A objeção de consciência é um direito que temos, pois defende a nossa consciência diante da leis e das autoridades
Tem se tornado tema frequente, nos últimos tempos, a questão da “objeção de consciência”, isto é, o direito, e até mesmo o dever, de não cumprir uma determinada ordem proferida por uma autoridade, porque esta ofenderia aquilo que nos diz a nossa consciência. Essa questão tem maior importância quando nos deparamos com determinadas propostas de lei que ofendem aquilo que é natural para a pessoa humana e, de modo especial, para a família. Para simplificar essa questão, recheada de significados técnicos, organizamos uma série de artigos que pretendem lançar luz sobre o assunto.
As perguntas que podemos fazer são: podemos nos opor às normas das autoridades? Em que circunstâncias? Isso pode ser feito em nome da consciência? E o que seria a consciência? Antes de respondê-las, todavia, convém estabelecer alguns pontos não menos importantes: por que devemos nos submeter às normas provenientes das autoridades – quer sejam elas morais (por exemplo, os filhos obedecerem os pais), religiosas (as normas da Igreja) ou jurídicas (o Direito)? Afinal, isso não ofenderia a nossa liberdade?
Começando pela questão da liberdade, lembro-me de uma observação do professor Luis Fernando Barzotto, a qual me fez notar aspectos importantes de uma conhecida fábula escrita pelo grego Esopo: “A Rã e o Escorpião”. Segundo essa história, o escorpião, pretendendo atravessar um rio e não sabendo nadar, pediu que a rã o levasse em suas costas. A rã, por sua vez, negou-se prontamente, alegando que ele era um predador da sua espécie e que era seu costume ferroar – e matar! – as rãs.

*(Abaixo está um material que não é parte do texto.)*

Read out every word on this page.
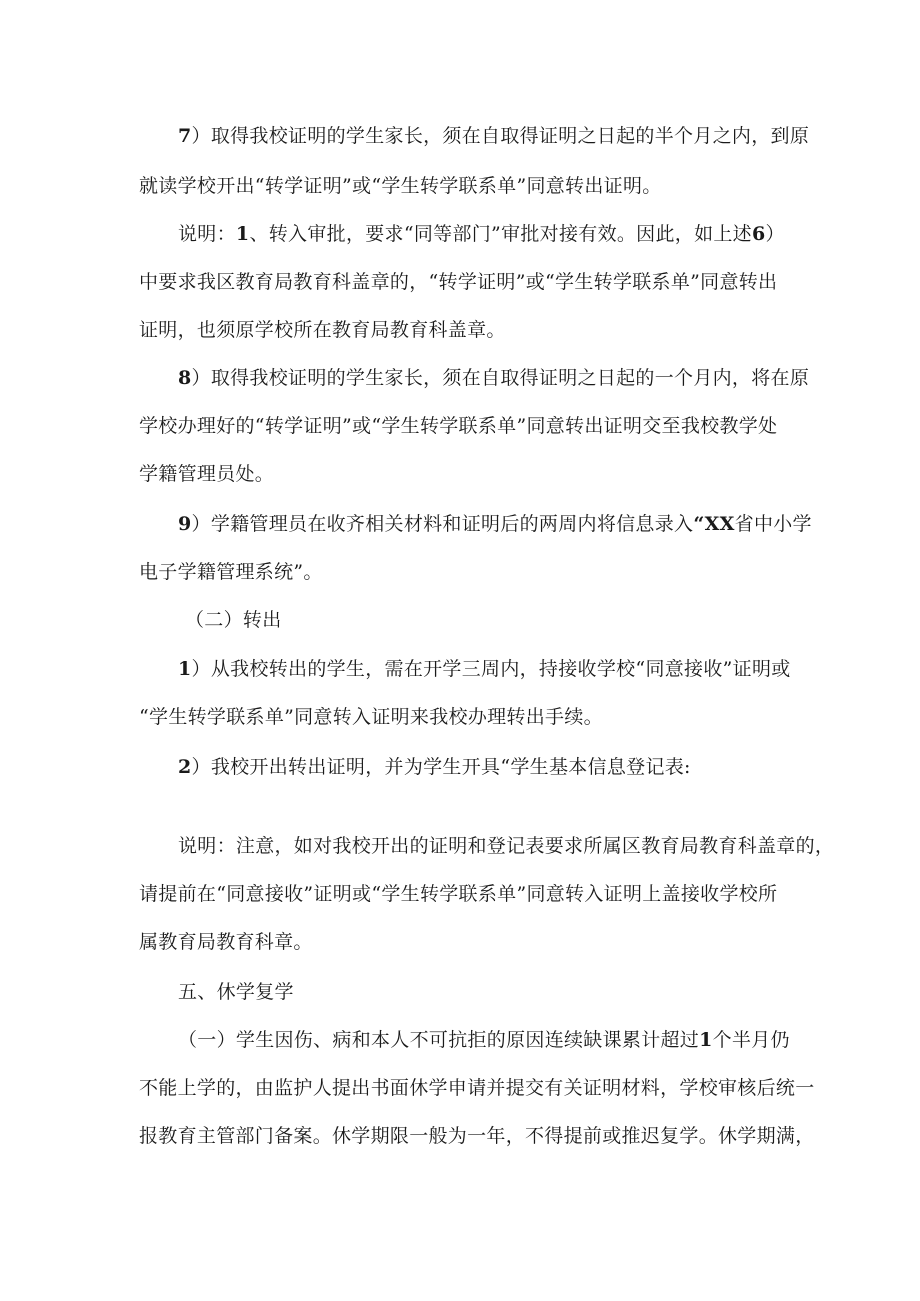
7）取得我校证明的学生家长，须在自取得证明之日起的半个月之内，到原
就读学校开出“转学证明”或“学生转学联系单”同意转出证明。
说明：1、转入审批，要求“同等部门”审批对接有效。因此，如上述6）
中要求我区教育局教育科盖章的，“转学证明”或“学生转学联系单”同意转出
证明，也须原学校所在教育局教育科盖章。
8）取得我校证明的学生家长，须在自取得证明之日起的一个月内，将在原
学校办理好的“转学证明”或“学生转学联系单”同意转出证明交至我校教学处
学籍管理员处。
9）学籍管理员在收齐相关材料和证明后的两周内将信息录入“XX省中小学
电子学籍管理系统”。
（二）转出
1）从我校转出的学生，需在开学三周内，持接收学校“同意接收”证明或
“学生转学联系单”同意转入证明来我校办理转出手续。
2）我校开出转出证明，并为学生开具“学生基本信息登记表:
说明：注意，如对我校开出的证明和登记表要求所属区教育局教育科盖章的，
请提前在“同意接收”证明或“学生转学联系单”同意转入证明上盖接收学校所
属教育局教育科章。
五、休学复学
（一）学生因伤、病和本人不可抗拒的原因连续缺课累计超过1个半月仍
不能上学的，由监护人提出书面休学申请并提交有关证明材料，学校审核后统一
报教育主管部门备案。休学期限一般为一年，不得提前或推迟复学。休学期满，
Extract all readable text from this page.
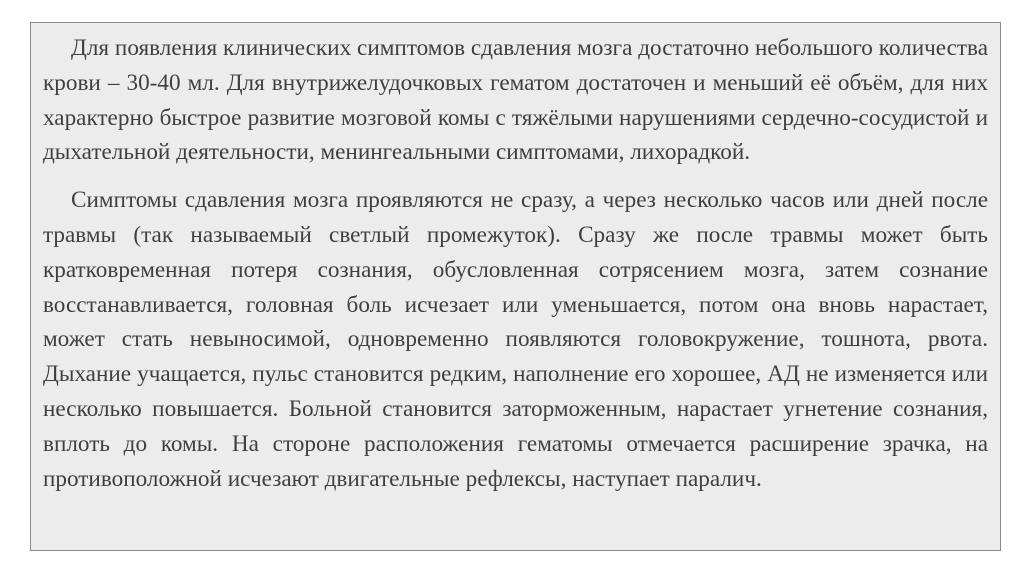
Для появления клинических симптомов сдавления мозга достаточно небольшого количества крови – 30-40 мл. Для внутрижелудочковых гематом достаточен и меньший её объём, для них характерно быстрое развитие мозговой комы с тяжёлыми нарушениями сердечно-сосудистой и дыхательной деятельности, менингеальными симптомами, лихорадкой.

Симптомы сдавления мозга проявляются не сразу, а через несколько часов или дней после травмы (так называемый светлый промежуток). Сразу же после травмы может быть кратковременная потеря сознания, обусловленная сотрясением мозга, затем сознание восстанавливается, головная боль исчезает или уменьшается, потом она вновь нарастает, может стать невыносимой, одновременно появляются головокружение, тошнота, рвота. Дыхание учащается, пульс становится редким, наполнение его хорошее, АД не изменяется или несколько повышается. Больной становится заторможенным, нарастает угнетение сознания, вплоть до комы. На стороне расположения гематомы отмечается расширение зрачка, на противоположной исчезают двигательные рефлексы, наступает паралич.
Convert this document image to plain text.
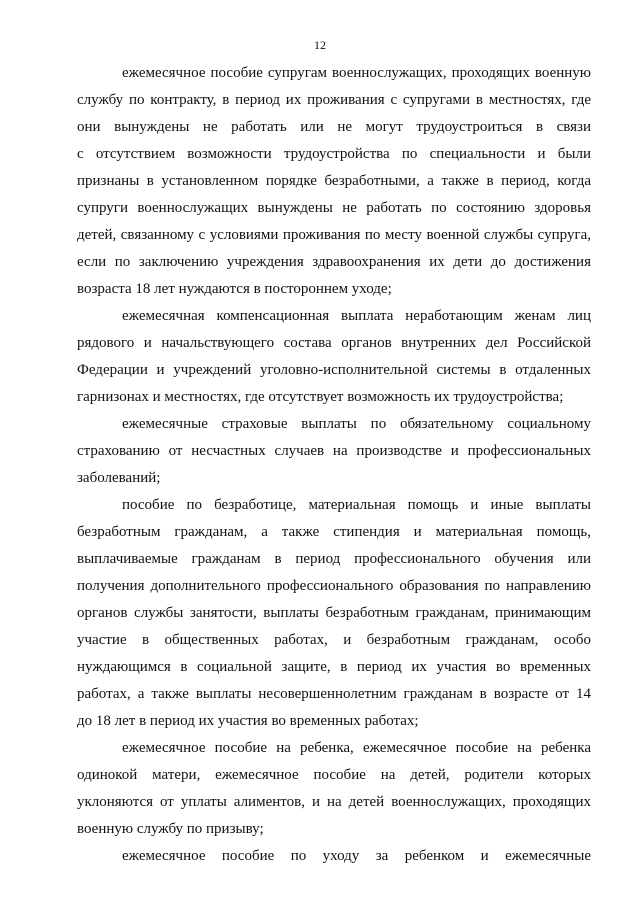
12
ежемесячное пособие супругам военнослужащих, проходящих военную
службу по контракту, в период их проживания с супругами в местностях, где
они вынуждены не работать или не могут трудоустроиться в связи
с отсутствием возможности трудоустройства по специальности и были
признаны в установленном порядке безработными, а также в период, когда
супруги военнослужащих вынуждены не работать по состоянию здоровья
детей, связанному с условиями проживания по месту военной службы супруга,
если по заключению учреждения здравоохранения их дети до достижения
возраста 18 лет нуждаются в постороннем уходе;
ежемесячная компенсационная выплата неработающим женам лиц
рядового и начальствующего состава органов внутренних дел Российской
Федерации и учреждений уголовно-исполнительной системы в отдаленных
гарнизонах и местностях, где отсутствует возможность их трудоустройства;
ежемесячные страховые выплаты по обязательному социальному
страхованию от несчастных случаев на производстве и профессиональных
заболеваний;
пособие по безработице, материальная помощь и иные выплаты
безработным гражданам, а также стипендия и материальная помощь,
выплачиваемые гражданам в период профессионального обучения или
получения дополнительного профессионального образования по направлению
органов службы занятости, выплаты безработным гражданам, принимающим
участие в общественных работах, и безработным гражданам, особо
нуждающимся в социальной защите, в период их участия во временных
работах, а также выплаты несовершеннолетним гражданам в возрасте от 14
до 18 лет в период их участия во временных работах;
ежемесячное пособие на ребенка, ежемесячное пособие на ребенка
одинокой матери, ежемесячное пособие на детей, родители которых
уклоняются от уплаты алиментов, и на детей военнослужащих, проходящих
военную службу по призыву;
ежемесячное пособие по уходу за ребенком и ежемесячные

Diante dessa negativa, o escorpião apresentou uma objeção invencível: disse à rã que, se ele a ferroasse, ela morreria e, por consequência, ele também morreria, porque, afinal de contas, não sabia nadar.
Nessas circunstâncias, a rã concordou em lhe oferecer ajuda. No entanto, no meio do rio, a rã sentiu uma profunda ferroada e, desde logo, percebeu que aquilo lhe tiraria a vida. Indignada, questionou o escorpião, perguntando-lhe se ele sabia o que tinha feito, pois, dessa forma, os dois iriam morrer. O escorpião simplesmente respondeu: “Essa é a minha natureza!”.
Esopo pretendia indicar, com essa fábula, uma diferença fundamental entre a natureza humana e aquela dos animais: o escorpião, mesmo sendo ajudado e destruindo a própria vida, não era capaz de contrariar suas inclinações naturais, os seus instintos. Os gregos, representados por Esopo, perceberam que os homens são diferentes, pois, mesmo que sejamos inclinados a determinados comportamentos (em virtude das condições biológicas, sociais etc), podemos nos afastar desses comportamentos em busca de um bem maior a ser realizado. Exemplo típico é a fidelidade matrimonial, pela qual nos afastamos de condicionamentos biológicos para buscar um bem maior: a família.
A liberdade, portanto, não está em seguir os nossos “instintos”, mas em nos afastarmos deles em busca de bens realmente humanos. A partir dessa concepção, a autoridade e as suas normas ganham outros contornos. Uma criança, deixada à própria sorte, sem uma família para educá-la, tenderá a satisfazer seus desejos (nem sempre bons) e se tornará “mimada”, incapaz de conviver com os outros e de superar os desafios que a vida lhe apresentará. As normas emitidas por seus pais, contrariando esses desejos, vão, no fundo, libertando a criança de seus “instintos” para que ela amadureça e se torne uma pessoa em sua plenitude, isto é, livre.
Em princípio, portanto, as normas e as autoridades – também as religiosas e as jurídicas – têm como objetivo justamente garantir a nossa liberdade, indicando-nos comportamentos que nos afastam de nossas más inclinações para que tenhamos condutas adequadas à nossa condição humana. No entanto, o que ocorre quando a normas – e as autoridades – não têm esse objetivo? Essa e outras perguntas é o que veremos nos próximos artigos.